Libby's Sauer inducted into William & Mary Athletics Hall of Fame
BRANDON HANSEN Hagadone News Network | The Western News | UPDATED 4 months, 2 weeks AGO
A native of Libby, who built a national reputation in collegiate strength and conditioning, has earned one of the highest honors in college athletics.
John Sauer, a Libby High School graduate and longtime leader in the field, was formally inducted into the College of William & Mary Athletics Hall of Fame this fall in Williamsburg, Virginia.
Sauer, now the Director of Strength and Conditioning for Montana State University in Bozeman, spent 31 years at William & Mary, where he became one of the most influential figures behind the school’s athletic success. He joined the program in 1988 after earlier stops at Clemson, Utah and SMU, stepping into a small, outdated 2,000-square-foot weight room that served just 15 athletes at a time.
“When I took the position, they had never had a full-time staff member do strength and conditioning,” Sauer said.
He initially told the athletic director he envisioned being there for three years. He ended up staying for quite some time longer. He originally worked with three teams at William and Mary, but was continually asked to train more teams, and eventually had 500 athletes working under him. William and Mary invested in the program and began upgrading facilities and hiring additional staff to support him.
By the time he left the school in 2019, he had helped shape an 8,000-square-foot, state-of-the-art training center—eventually named in his honor.
During his induction ceremony, Sauer acknowledged just how unexpected the honor felt. In his Hall of Fame speech, he admitted, “I’ll be honest with you, I did not see this coming. When I got this call, I thought Brian Mann was messing with me.”
Mann, William & Mary's athletic director, was not playing a joke on the son of Judy and the late John Sauer.
In more than three decades at William & Mary, Sauer oversaw strength and conditioning for all 23 varsity programs and played a central role in elevating the school’s football success. Tribe football players earned All-America honors for strength in 30 consecutive seasons under his guidance.
Forty of his athletes reached the professional level—35 in the NFL—and nine were drafted. His peers honored him with multiple regional awards, and in 2005, he earned the prestigious designation of Master Strength and Conditioning Coach, one of only seven in the nation at the time.
Sauer often credits his upbringing in northwest Montana for instilling the work ethic that guided his career.

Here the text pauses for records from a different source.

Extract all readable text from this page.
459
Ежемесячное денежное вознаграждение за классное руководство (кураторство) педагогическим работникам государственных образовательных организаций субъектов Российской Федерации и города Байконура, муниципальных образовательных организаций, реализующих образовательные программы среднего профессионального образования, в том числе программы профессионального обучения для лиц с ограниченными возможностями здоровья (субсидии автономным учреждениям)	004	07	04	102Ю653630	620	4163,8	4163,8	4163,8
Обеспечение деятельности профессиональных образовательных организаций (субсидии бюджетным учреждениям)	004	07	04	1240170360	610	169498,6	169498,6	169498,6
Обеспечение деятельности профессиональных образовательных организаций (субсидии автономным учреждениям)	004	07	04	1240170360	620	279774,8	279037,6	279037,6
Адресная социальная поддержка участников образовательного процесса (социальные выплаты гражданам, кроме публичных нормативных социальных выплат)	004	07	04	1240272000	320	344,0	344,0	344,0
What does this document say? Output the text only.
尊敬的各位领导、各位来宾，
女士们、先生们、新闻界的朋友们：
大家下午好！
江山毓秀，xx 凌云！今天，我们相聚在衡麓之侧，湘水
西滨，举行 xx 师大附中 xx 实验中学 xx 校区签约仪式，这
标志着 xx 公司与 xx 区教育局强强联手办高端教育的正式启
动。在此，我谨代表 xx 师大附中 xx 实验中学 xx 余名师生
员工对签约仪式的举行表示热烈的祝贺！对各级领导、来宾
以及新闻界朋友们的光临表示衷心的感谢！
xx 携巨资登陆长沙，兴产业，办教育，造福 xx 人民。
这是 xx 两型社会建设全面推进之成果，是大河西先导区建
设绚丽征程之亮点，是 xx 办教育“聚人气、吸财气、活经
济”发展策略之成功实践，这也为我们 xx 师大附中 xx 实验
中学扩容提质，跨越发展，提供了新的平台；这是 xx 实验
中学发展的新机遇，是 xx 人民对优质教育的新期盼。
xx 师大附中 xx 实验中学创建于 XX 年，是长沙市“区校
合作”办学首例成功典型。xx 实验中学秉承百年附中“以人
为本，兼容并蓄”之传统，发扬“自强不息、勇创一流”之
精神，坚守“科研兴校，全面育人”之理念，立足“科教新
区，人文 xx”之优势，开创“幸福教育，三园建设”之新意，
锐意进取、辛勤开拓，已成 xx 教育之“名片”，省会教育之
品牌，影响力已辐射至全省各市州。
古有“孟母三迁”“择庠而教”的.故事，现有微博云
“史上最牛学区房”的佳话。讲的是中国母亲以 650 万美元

In his speech, he reflected on growing up in a logging family, saying, “My parents taught me the value of hard work and growing up in northwest Montana, the big industry there was logging.”
He said he grew up playing a lot of sports in Libby, but was never the star athlete.
“When I graduated high school in Libby, in the summertime, you spent time in the mill or in logging,” Sauer said. “If that’s not something that doesn’t make you motivated to go to college, I don’t know what does.”
He also shared this moment that pushed him toward higher education rather than staying in the logging industry: “When I graduated from high school, I went to work for my dad in his logging business. I did that for about a week… and I thought, I think I’m going to go to college.”
At the University of Montana, Sauer became involved in powerlifting and aspired to make it his career. He joined a strength and conditioning association and received a monthly magazine featuring articles on the training methods employed by schools across the country. This sparked a passion that hasn’t slowed to this day.
He got into a student assistant program at Delta State to get his Master's Degree and then became an assistant at SMU. He then spent time in Utah and at Clemson before getting the position at William and Mary.
“I never really envisioned this, but I do tell people who are looking to get into this line of work that you might have to move around,” Sauer said. “You’ve got to be prepared to move because a position where you spend 30 years at just really doesn’t exist anymore. It’s rare.”
Throughout his speech, Sauer emphasized the mentors who guided his path and the relationships built over decades of coaching. “All these people I’m talking about, I mean, I can’t thank you enough to help make my 31 years here what they were,” he told the audience, adding, “This is a very special place to me and it always will be.”
Sauer joined Montana State’s athletic staff in 2019 and continues to work in the strength and conditioning field while maintaining ties to the many former athletes he coached. He says several still make stops in Bozeman to reconnect.
“The relationships I developed here were special,” he said. “Young people still contact me to this day.”
He added he’s seen kids come in as average athletes and build themselves into All-Americans.
“I still have contact with people from 1988,” Sauer said. “I really can’t believe it, but you help train someone who you also trained their mom or dad.”
At Montana State, Sauer has seen the university invest in its strength and conditioning program just like William and Mary did during his years there. He said they’ve gotten the facilities to as good as they can be, and now they’re taking new steps into technology.
“It’s a changing science, I’m doing training things with athletes I wouldn’t have done 10 years ago,” Sauer said.
After more than four decades in the profession, the Libby native’s induction into the William & Mary Athletics Hall of Fame solidifies his legacy as one of the most impactful strength coaches in collegiate sports—a hometown success story whose influence now spans generations.